With interest rates dipping below 3 percent in some cases, homebuyers have been eager to close deals on houses recently. “How quickly something sells is unparalleled,” Knopf said. “I’ve never seen such a demand for homes in my 26 years in real estate.”
This often results in multiple offers on a single property and bidding wars, she added.
“Whether it’s a $300,000 or a million-dollar home, if it’s priced properly, there will be multiple offers,” she said.
Aside from borrowing power for mortgages, this buying frenzy is being driven by a couple of other factors too, Knopf said. First, while there are more buyers, there is a decrease in inventory — less homes on the market. Due to coronavirus, people may be waiting until they feel more comfortable to show their home to buyers.
Eventually, Knopf noted, inventory will increase again and help prices to stabilize — and bidding wars to slow down.
Second, there is a flux of city residents looking to move to Long Island. Many are working from home and want more home office space. People no longer value their proximity to stores or their workplace, so they are able to move to the suburbs, Knopf noted. “People are trying to get out of the city and are so desperate to get out of their apartments because of Covid,” she said.
Mike Scully, of Century 21 Scully Realty in Island Park, noted that this is all good for the real estate market — despite making his job more hectic than usual. Business became extremely slow when the Covid-19 crisis hit in March, and especially in April, during statewide stay-at-home orders.

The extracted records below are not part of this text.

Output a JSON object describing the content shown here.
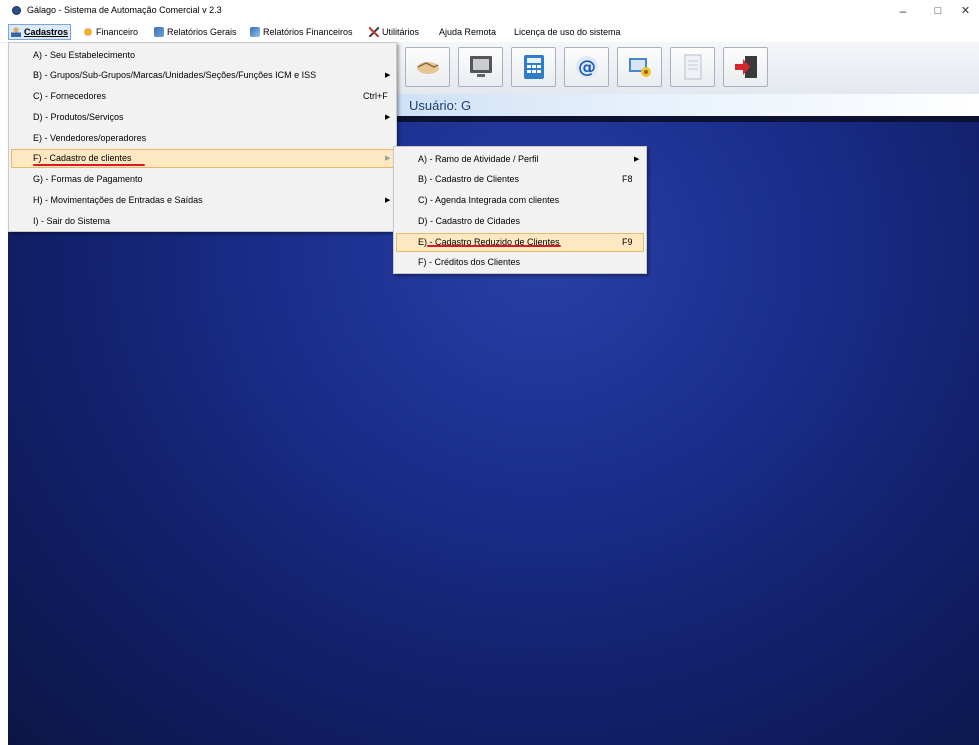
{
  "window": {
    "title": "Gálago - Sistema de Automação Comercial v 2.3",
    "minimize": "–",
    "maximize": "□",
    "close": "✕"
  },
  "menubar": {
    "items": [
      {
        "label": "Cadastros",
        "icon": "person-icon"
      },
      {
        "label": "Financeiro",
        "icon": "coins-icon"
      },
      {
        "label": "Relatórios Gerais",
        "icon": "report-icon"
      },
      {
        "label": "Relatórios Financeiros",
        "icon": "money-report-icon"
      },
      {
        "label": "Utilitários",
        "icon": "tools-icon"
      },
      {
        "label": "Ajuda Remota"
      },
      {
        "label": "Licença de uso do sistema"
      }
    ]
  },
  "toolbar": {
    "buttons": [
      {
        "icon": "handshake-icon"
      },
      {
        "icon": "monitor-icon"
      },
      {
        "icon": "calculator-icon"
      },
      {
        "icon": "email-at-icon"
      },
      {
        "icon": "key-folder-icon"
      },
      {
        "icon": "document-icon"
      },
      {
        "icon": "exit-door-icon"
      }
    ]
  },
  "user": {
    "label": "Usuário:  G"
  },
  "cadastros_menu": {
    "items": [
      {
        "label": "A) - Seu Estabelecimento",
        "shortcut": "",
        "submenu": false
      },
      {
        "label": "B) - Grupos/Sub-Grupos/Marcas/Unidades/Seções/Funções ICM e ISS",
        "shortcut": "",
        "submenu": true
      },
      {
        "label": "C) - Fornecedores",
        "shortcut": "Ctrl+F",
        "submenu": false
      },
      {
        "label": "D) - Produtos/Serviços",
        "shortcut": "",
        "submenu": true
      },
      {
        "label": "E) - Vendedores/operadores",
        "shortcut": "",
        "submenu": false
      },
      {
        "label": "F) - Cadastro de clientes",
        "shortcut": "",
        "submenu": true,
        "highlighted": true
      },
      {
        "label": "G) - Formas de Pagamento",
        "shortcut": "",
        "submenu": false
      },
      {
        "label": "H) - Movimentações de Entradas e Saídas",
        "shortcut": "",
        "submenu": true
      },
      {
        "label": "I) - Sair do Sistema",
        "shortcut": "",
        "submenu": false
      }
    ]
  },
  "clientes_submenu": {
    "items": [
      {
        "label": "A) - Ramo de Atividade / Perfil",
        "shortcut": "",
        "submenu": true
      },
      {
        "label": "B) - Cadastro de Clientes",
        "shortcut": "F8",
        "submenu": false
      },
      {
        "label": "C) - Agenda Integrada com clientes",
        "shortcut": "",
        "submenu": false
      },
      {
        "label": "D) - Cadastro de Cidades",
        "shortcut": "",
        "submenu": false
      },
      {
        "label": "E) - Cadastro Reduzido de Clientes",
        "shortcut": "F9",
        "submenu": false,
        "highlighted": true
      },
      {
        "label": "F) - Créditos dos Clientes",
        "shortcut": "",
        "submenu": false
      }
    ]
  },
  "colors": {
    "desktop": "#1a2d8a",
    "highlight": "#fde8c2",
    "annotation_underline": "#d7192a"
  }
}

Now, Scully said, the real estate industry is quickly bouncing back as homebuyers flood the market all at once after several months of waiting. “In June, things really took off,” he said. “It’s busier now because everyone was able to resume life in one shot.”
Home features that buyers are looking for have also “changed drastically,” Knopf said.
Knopf has noticed that her clients want pools, large backyards, home offices — generally more space for living. They also want fully renovated homes so that they do not have to go through any construction or renovations during this time.
“Our city buyers want to pay top dollar for fully renovated rather than getting it renovated themselves,” she said, “because it’s so cheap to borrow money.”
Another way the real estate industry is changing — like with most aspects of life nowadays — is through its procedures for showing houses. Realtors offer virtual tours of houses before having clients see it in person. Clients must be pre-qualified before touring the house in person, Knopf said, and the tours have time and guest limits. Open houses are by appointment only.
Also, Scully added, all parties must wear gloves and masks inside the homes.
“Everyone has been pretty safety conscious,” Scully said, “and cooperating a good deal.”